Monday Quote: California Wildfire Survivors

Today’s quotes are from survivors of California’s deadly wildfires, particularly the Camp Fire, California’s deadliest and most destructive wildfire ever, which devastated the town of Paradise.
In the face of such a terrible disaster (80 dead and over 1,200 still missing), it is important to hear the voices of people who have been through it.

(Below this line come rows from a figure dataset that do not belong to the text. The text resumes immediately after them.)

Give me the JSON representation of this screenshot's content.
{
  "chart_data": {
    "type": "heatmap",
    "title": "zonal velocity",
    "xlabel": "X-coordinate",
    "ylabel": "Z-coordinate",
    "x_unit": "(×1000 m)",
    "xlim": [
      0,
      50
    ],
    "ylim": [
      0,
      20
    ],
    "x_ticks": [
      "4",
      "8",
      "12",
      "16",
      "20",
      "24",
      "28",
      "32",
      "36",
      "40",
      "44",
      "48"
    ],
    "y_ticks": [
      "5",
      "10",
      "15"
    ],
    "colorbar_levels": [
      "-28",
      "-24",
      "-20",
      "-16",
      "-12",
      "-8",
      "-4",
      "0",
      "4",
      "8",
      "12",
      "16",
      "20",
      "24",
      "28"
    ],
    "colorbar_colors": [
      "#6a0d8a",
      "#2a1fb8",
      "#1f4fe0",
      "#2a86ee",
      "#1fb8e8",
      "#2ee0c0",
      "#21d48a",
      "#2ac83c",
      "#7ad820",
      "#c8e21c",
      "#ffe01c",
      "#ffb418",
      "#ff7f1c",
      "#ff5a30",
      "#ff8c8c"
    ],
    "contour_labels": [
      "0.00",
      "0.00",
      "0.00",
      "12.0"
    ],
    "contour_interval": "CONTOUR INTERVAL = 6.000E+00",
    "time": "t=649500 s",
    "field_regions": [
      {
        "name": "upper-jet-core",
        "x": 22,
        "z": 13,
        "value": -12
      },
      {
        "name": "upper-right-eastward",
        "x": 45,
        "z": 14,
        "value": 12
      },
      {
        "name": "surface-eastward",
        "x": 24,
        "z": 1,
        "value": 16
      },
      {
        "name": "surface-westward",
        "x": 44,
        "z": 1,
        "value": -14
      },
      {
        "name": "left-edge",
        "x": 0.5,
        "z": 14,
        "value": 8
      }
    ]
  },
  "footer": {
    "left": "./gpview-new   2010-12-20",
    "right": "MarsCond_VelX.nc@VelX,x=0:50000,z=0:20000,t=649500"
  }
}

And to realize that these people will likely suffer from personal trauma years from now because of their experiences.

Anna Dise, a resident of Butte Creek Canyon west of Paradise, told KRCR TV her father, Gordon Dise, 66, died when he ran back inside to gather belongings and their house collapsed on him.
Dise said she could not flee in her car because the tires had melted. To survive, she hid overnight in a neighbor’s pond with her dogs.
“It was so fast,” Dise recounted of the fire. “I didn’t expect it to move so fast.”

Previous quote from this article.

Nichole Jolly knew it was coming. The 34-year-old Paradise native, a surgical nurse at Adventist Health Feather River hospital, had received a one-word text from her husband earlier that morning: “Fire.” He texted again a minute later, “Huge.”
Pentz Road, one of the town’s four evacuation routes, was jammed. So was the crossroad to the other nearest exit route. Cars inched forward as brush burned on both sides of them and embers rained. People yelled to be heard over the sound of exploding car tires.
The fire caught up to Jolly on Pearson Road, blasting her car with heat. She reached for the stethoscope slung around her neck and flinched as the metal burned. Her steering wheel was melting — the plastic stuck to her hands.
As her car caught fire and began to fill with black smoke, she called her husband. “Run,” he told her.
Jolly fled for safety to the car ahead of hers, but it too was abandoned. She ran on.
The rubber on her shoes melted into the asphalt. The back of her scrubs caught fire, blistering her legs. She tried another car, but it wasn’t moving.
“I can’t die like this,” she told herself. “There’s no way I’m going to die sitting in a car. I have to run.”
Jolly plunged into the smoke, now blinding, and ran with her hands stretched out in front of her. She hit firm, hot metal. A firetruck.
Two firefighters lifted her in and radioed for help, pleading for a water drop. The crackled response came back: “Impossible.”
“Start turning people around,” a dispatcher said. “Get them going toward the hospital.”
They went back through the fire, back past the burning carcasses of a California Highway Patrol car and a state fire vehicle, also abandoned, their occupants fleeing on foot.
The hospital was still standing.

Previous quote from this article.
I am shocked and saddened by the California wildfires. From people who have lost family members and homes to others dealing with deadly air quality issues, this is the most obvious marker yet of what we can expect under climate change conditions. And yes I do think we need to talk about this now, because there’s no better time to talk about it than when people’s lives are at risk.
The featured image for this post is from NASA Earth Observatory/Landsat 8/OLI.